A minimal recipe for CO2 radiative forcing
CO2 increases drive anthropogenic climate change by adding energy flow (so-called radiative forcing) into the Earth system. Even though CO2 distribution is rather uniform spatially, its radiative forcing is influenced by various environmental factors and is thus highly inhomogeneous. These spatiotemporal variations in CO2 forcing have distinctive implications on large-scale circulation, poleward energy transports, and regional climate changes. However, climate models typically do not distinguish between the radiative perturbation caused by CO2 or environmental changes, leading to uncertainties in isolating the forcings, adjustments, and feedbacks.

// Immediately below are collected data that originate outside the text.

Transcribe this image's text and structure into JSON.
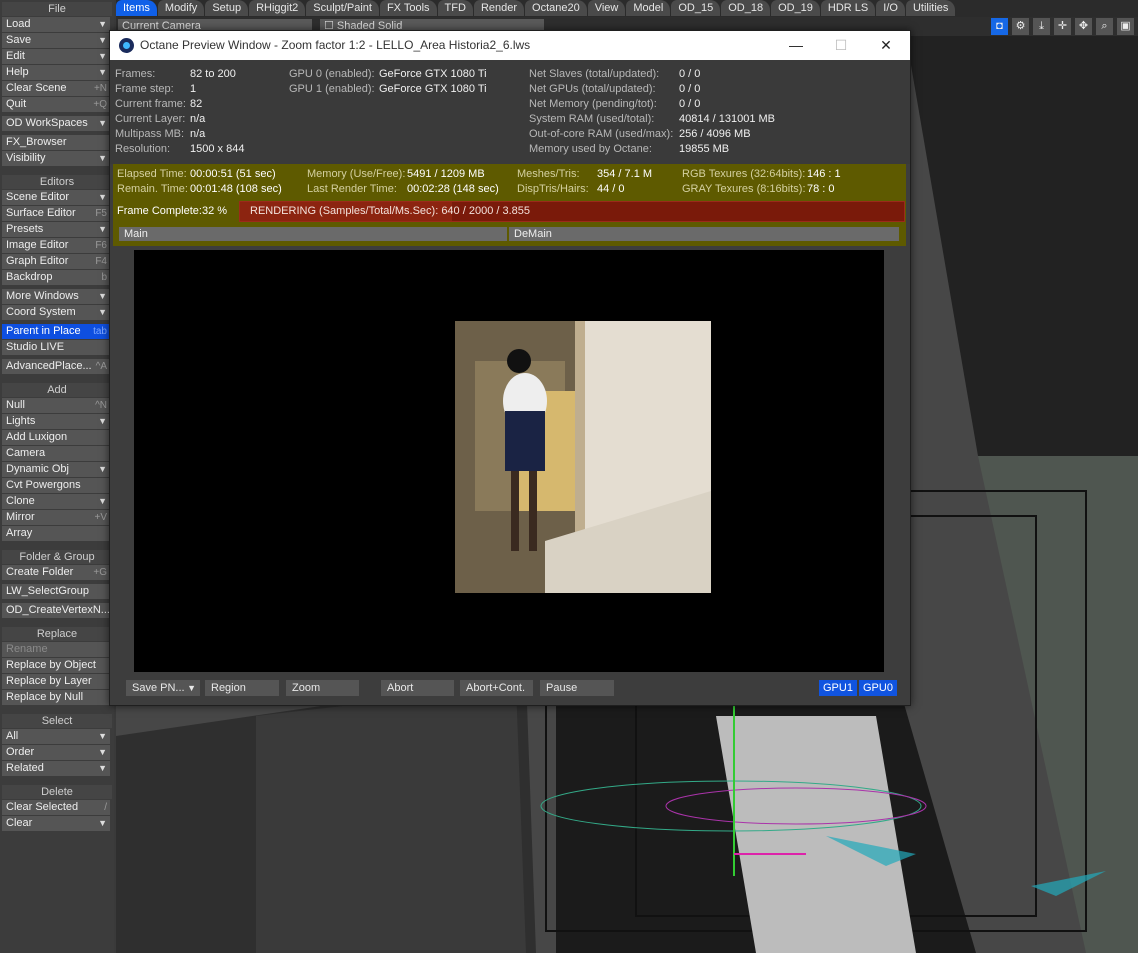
{
  "tabs": [
    "Items",
    "Modify",
    "Setup",
    "RHiggit2",
    "Sculpt/Paint",
    "FX Tools",
    "TFD",
    "Render",
    "Octane20",
    "View",
    "Model",
    "OD_15",
    "OD_18",
    "OD_19",
    "HDR LS",
    "I/O",
    "Utilities"
  ],
  "subbar": {
    "camera_select": "Current Camera",
    "shading_select": "Shaded Solid"
  },
  "left": {
    "file_header": "File",
    "load": "Load",
    "save": "Save",
    "edit": "Edit",
    "help": "Help",
    "clear_scene": "Clear Scene",
    "clear_scene_sc": "+N",
    "quit": "Quit",
    "quit_sc": "+Q",
    "od_workspaces": "OD WorkSpaces",
    "fx_browser": "FX_Browser",
    "visibility": "Visibility",
    "editors_header": "Editors",
    "scene_editor": "Scene Editor",
    "surface_editor": "Surface Editor",
    "surface_editor_sc": "F5",
    "presets": "Presets",
    "image_editor": "Image Editor",
    "image_editor_sc": "F6",
    "graph_editor": "Graph Editor",
    "graph_editor_sc": "F4",
    "backdrop": "Backdrop",
    "backdrop_sc": "b",
    "more_windows": "More Windows",
    "coord_system": "Coord System",
    "parent_in_place": "Parent in Place",
    "parent_in_place_sc": "tab",
    "studio_live": "Studio LIVE",
    "advanced_place": "AdvancedPlace...",
    "advanced_place_sc": "^A",
    "add_header": "Add",
    "null": "Null",
    "null_sc": "^N",
    "lights": "Lights",
    "add_luxigon": "Add Luxigon",
    "camera": "Camera",
    "dynamic_obj": "Dynamic Obj",
    "cvt_powergons": "Cvt Powergons",
    "clone": "Clone",
    "mirror": "Mirror",
    "mirror_sc": "+V",
    "array": "Array",
    "folder_group_header": "Folder & Group",
    "create_folder": "Create Folder",
    "create_folder_sc": "+G",
    "lw_selectgroup": "LW_SelectGroup",
    "od_createvertex": "OD_CreateVertexN...",
    "replace_header": "Replace",
    "rename": "Rename",
    "replace_by_object": "Replace by Object",
    "replace_by_layer": "Replace by Layer",
    "replace_by_null": "Replace by Null",
    "select_header": "Select",
    "all": "All",
    "order": "Order",
    "related": "Related",
    "delete_header": "Delete",
    "clear_selected": "Clear Selected",
    "clear_selected_sc": "/",
    "clear": "Clear"
  },
  "octane": {
    "title": "Octane Preview Window - Zoom factor 1:2 - LELLO_Area Historia2_6.lws",
    "info": {
      "frames_l": "Frames:",
      "frames_v": "82 to 200",
      "step_l": "Frame step:",
      "step_v": "1",
      "current_l": "Current frame:",
      "current_v": "82",
      "layer_l": "Current Layer:",
      "layer_v": "n/a",
      "multipass_l": "Multipass MB:",
      "multipass_v": "n/a",
      "res_l": "Resolution:",
      "res_v": "1500 x 844",
      "gpu0_l": "GPU  0 (enabled):",
      "gpu0_v": "GeForce GTX 1080 Ti",
      "gpu1_l": "GPU  1 (enabled):",
      "gpu1_v": "GeForce GTX 1080 Ti",
      "slaves_l": "Net Slaves (total/updated):",
      "slaves_v": "0 / 0",
      "netgpus_l": "Net GPUs (total/updated):",
      "netgpus_v": "0 / 0",
      "netmem_l": "Net Memory (pending/tot):",
      "netmem_v": "0 / 0",
      "sysram_l": "System RAM (used/total):",
      "sysram_v": "40814 / 131001 MB",
      "ooc_l": "Out-of-core RAM (used/max):",
      "ooc_v": "256 / 4096 MB",
      "memoct_l": "Memory used by Octane:",
      "memoct_v": "19855 MB"
    },
    "stats": {
      "elapsed_l": "Elapsed Time:",
      "elapsed_v": "00:00:51 (51 sec)",
      "remain_l": "Remain. Time:",
      "remain_v": "00:01:48 (108 sec)",
      "mem_l": "Memory (Use/Free):",
      "mem_v": "5491 / 1209 MB",
      "last_l": "Last Render Time:",
      "last_v": "00:02:28 (148 sec)",
      "meshes_l": "Meshes/Tris:",
      "meshes_v": "354 / 7.1 M",
      "disp_l": "DispTris/Hairs:",
      "disp_v": "44 / 0",
      "rgb_l": "RGB Texures (32:64bits):",
      "rgb_v": "146 : 1",
      "gray_l": "GRAY Texures (8:16bits):",
      "gray_v": "78 : 0",
      "frame_complete_l": "Frame Complete:",
      "frame_complete_v": "32 %",
      "progress_text": "RENDERING (Samples/Total/Ms.Sec): 640 / 2000 / 3.855",
      "progress_fraction": 0.32,
      "pass_main": "Main",
      "pass_demain": "DeMain"
    },
    "buttons": {
      "save": "Save PN...",
      "region": "Region",
      "zoom": "Zoom",
      "abort": "Abort",
      "abort_cont": "Abort+Cont.",
      "pause": "Pause",
      "gpu1": "GPU1",
      "gpu0": "GPU0"
    }
  }
}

The figure above [based on Chen et al. (2023)] illustrates the forcing of instantaneous CO2 doubling calculated with reanalyses at different parts of the atmosphere under all-sky conditions. An assessment of the forcing variability based on reanalyses provides a benchmark for climate models to reference. Through comprehensive analyses of CO2 opacity across the infrared spectrum, we develop simple regression models that effectively predict CO2 forcing using only surface temperature, stratospheric temperature, column water vapor, and cloud radiative effects. Each predictor used here encapsulates forcing originating from distinct parts of wavelength-varying absorption properties. Given this, we anticipate that our established analytical framework can be extended to assess the forcing from other greenhouse gases.
This project is published as Chen et al. (2023) in the Journal of Climate.